While Sarkozy had met with the same Libyan opposition figure last week, appearing before the media with him, Clinton’s meeting was a largely clandestine affair. The location and identity of the participants were concealed until after it was over, and she made no public appearance with Jibril and no statements on the content of their discussion.

Washington’s attitude may well be driven by its skepticism that the Libyan opposition, dominated by former Gaddafi officials and emigres, will prove capable of toppling the regime and its doubts over whether a successful revolt will produce more favorable conditions for US imperialism and the American-based oil conglomerates in the region. Clinton and others within the Washington establishment have expressed concerns that radical Islamists could gain from the rebellion, while US national intelligence director James Clapper told the Senate Armed Services Committee last week that, in his opinion, the Gaddafi “regime will prevail.”

Over the past week, a counter-offensive by military forces loyal to Gaddafi has advanced steadily. On Tuesday, rebel forces surrendered control of the strategic city of Ajdabiya, the last major population center west of Benghazi. The city is a critical highway junction, controlling the coastal road to Benghazi as well a road through the desert to Tobruk on the Egyptian border. Its fall raises the threat that Benghazi, the last major stronghold of the revolt, could soon be encircled.

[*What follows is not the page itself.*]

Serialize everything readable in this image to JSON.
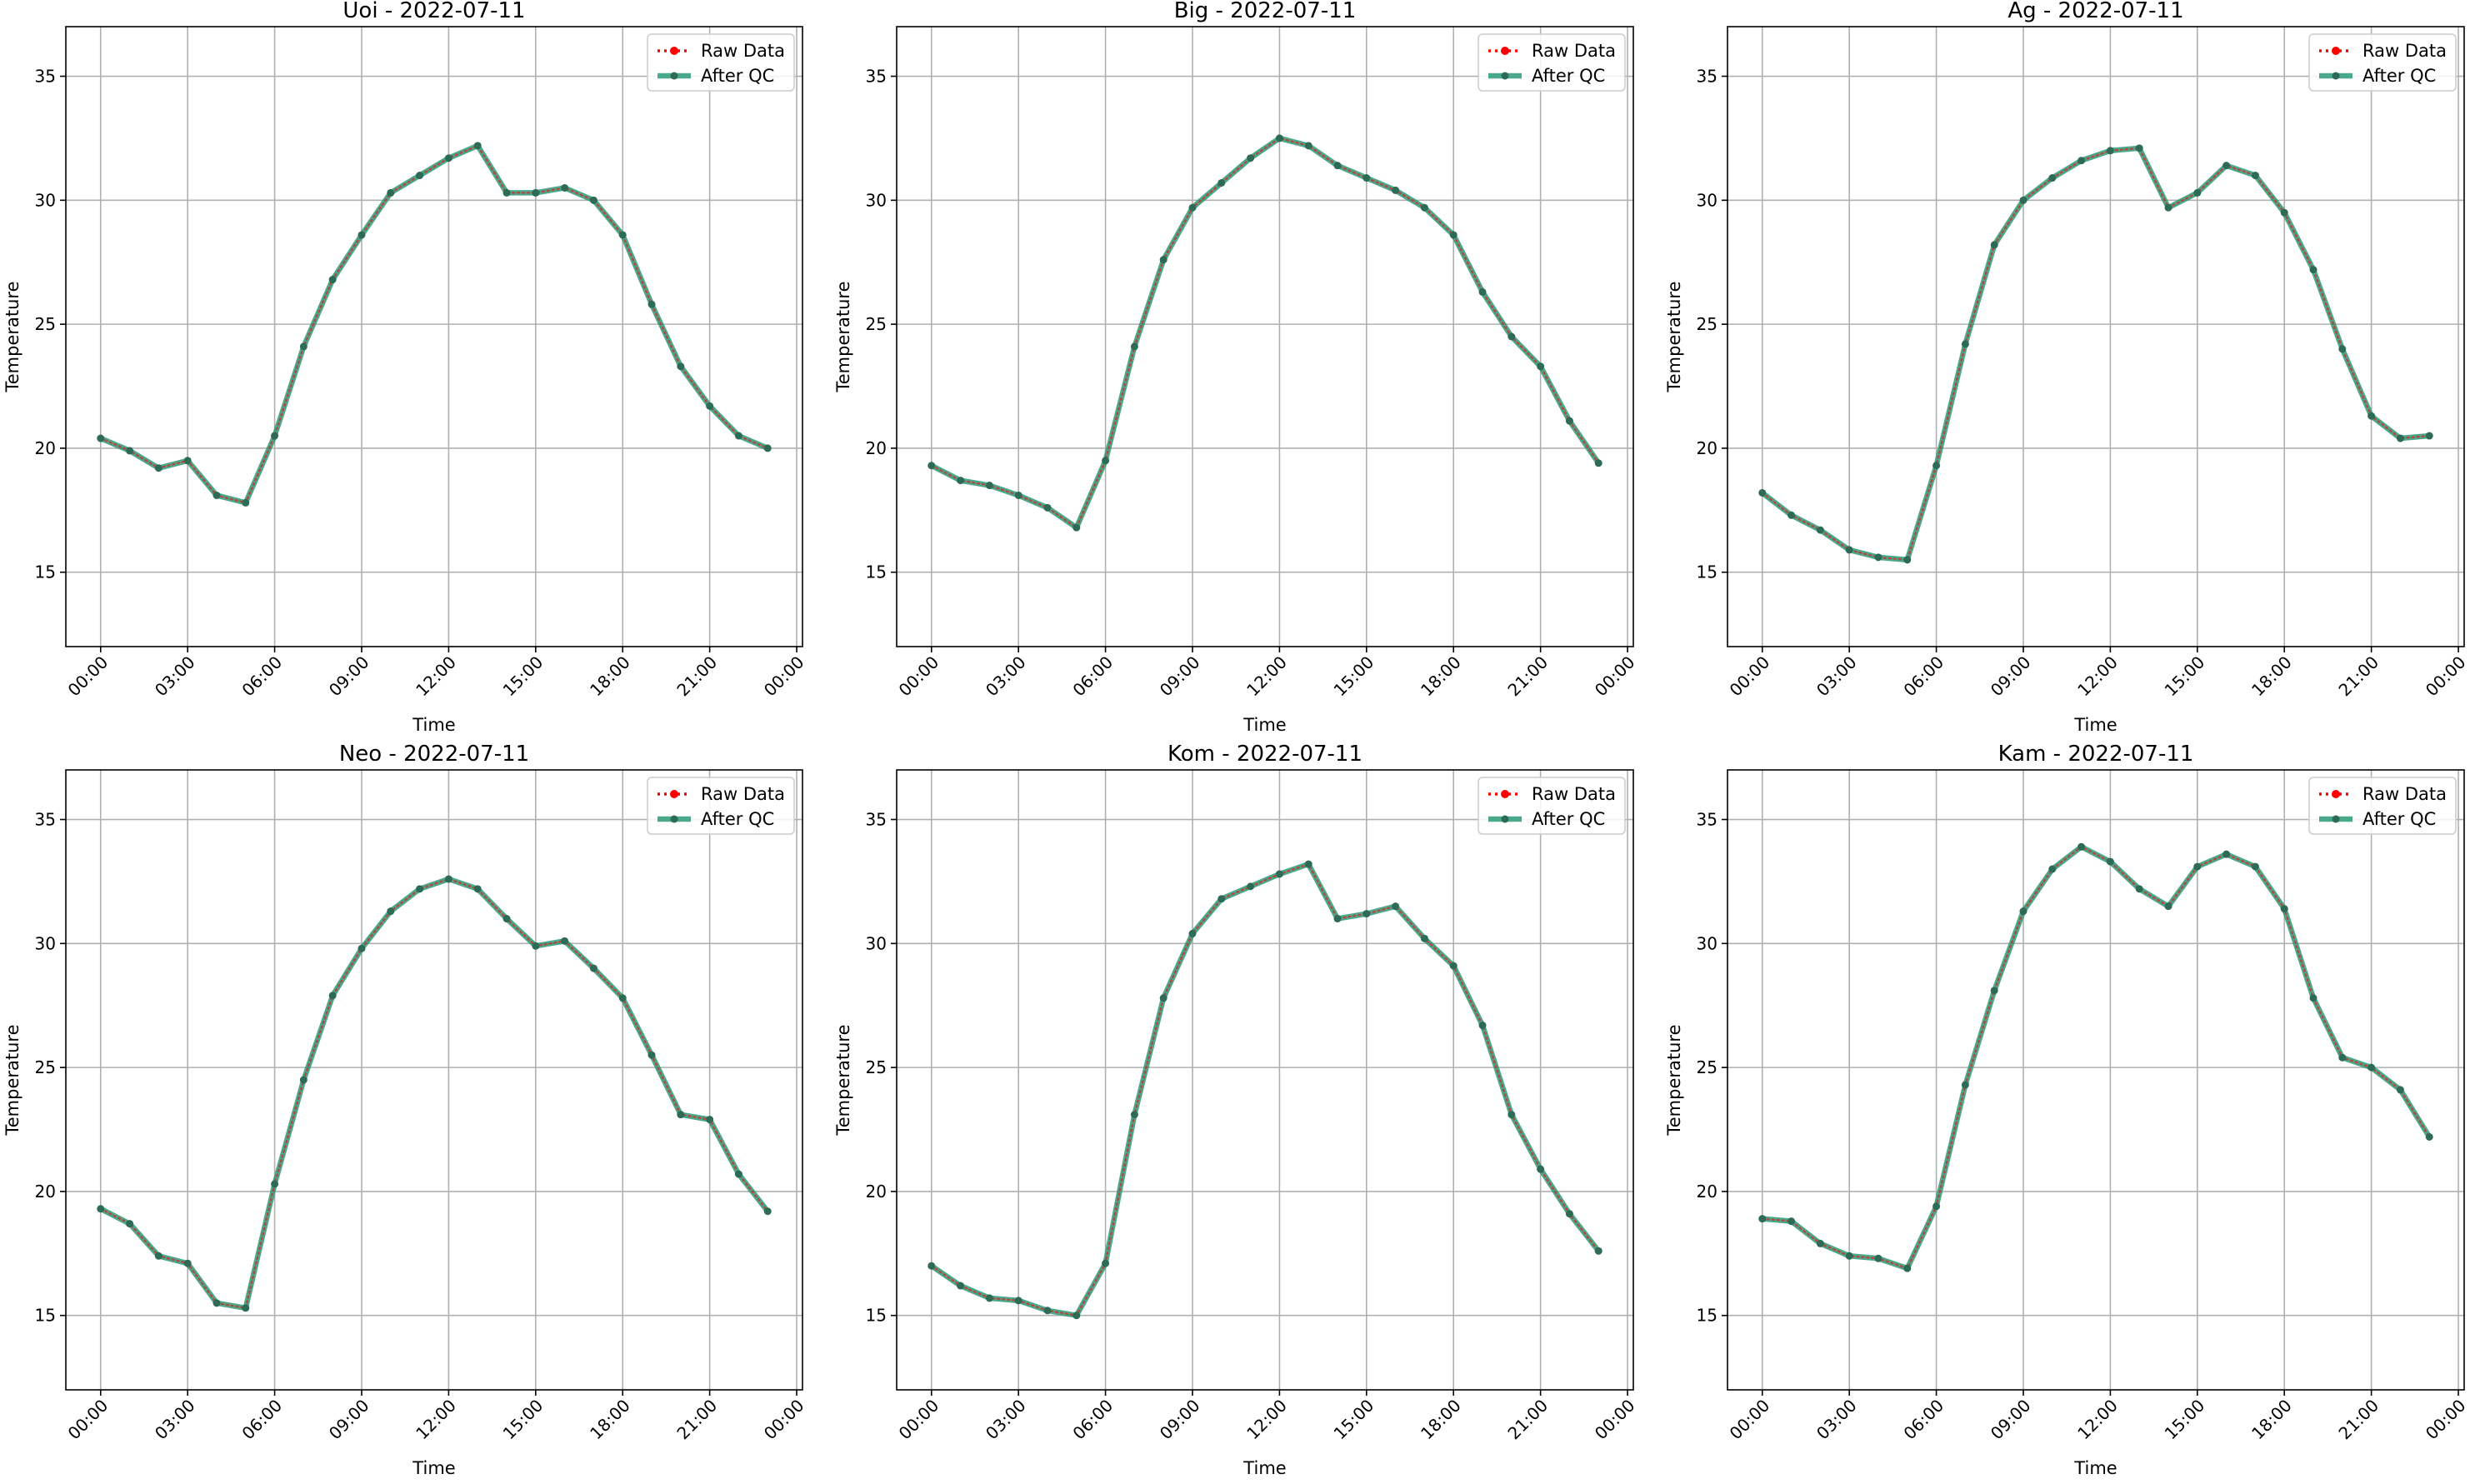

Also involved in Washington’s calculations is the primary US goal of quelling the uprisings in the Middle East and preventing their spread throughout the US-backed dictatorial emirates and monarchies in the Persian Gulf and, above all, Saudi Arabia. The hypocrisy of Washington’s verbal denunciations of the violence unleashed by Gaddafi’s regime against the people of Libya is exposed by its support for the violence being carried out against unarmed protesters in Bahrain.

Clinton left the G8 summit on a mission to Egypt and Tunisia. She headed Tuesday to Cairo, where she held a series of meetings with Egyptian civilian officials as well as the military command in the effort to shore up US interests in the wake of last month’s ouster of Washington’s long-time closest ally in the region, the dictator Hosni Mubarak.

Announcing her planned visit to Egypt and Tunisia in Washington last week, Clinton told US lawmakers that Washington has “an enormous stake in ensuring that Egypt and Tunisia provide models for the kind of democracy that we want to see.” She went on to warn against “ideologues who use violence or deception to seize power or advance an undemocratic agenda.”

What Washington wants are regimes that will continue to uphold the interests of the US and Israel in the region, subordinate their economies to the profit drive of US-based transnational banks and corporations and systematically repress any threat of social revolution.

The January 25 Revolution Youth Coalition, composed of six youth groups that participated in the mass demonstrations that forced out Mubarak, has refused to meet with Clinton and declared her visit to Egypt unwelcome.

In a statement, the coalition charged that “the US administration took Egypt’s revolution lightly and supported the old regime while Egyptian blood was being spilled.” It demanded that Washington issue a formal apology for its decade of backing for the Mubarak dictatorship. The statement added, “The Egyptian people are the masters of their own land and destiny and will only accept equal relations of friendship and respect between the people of Egypt and the people of America.”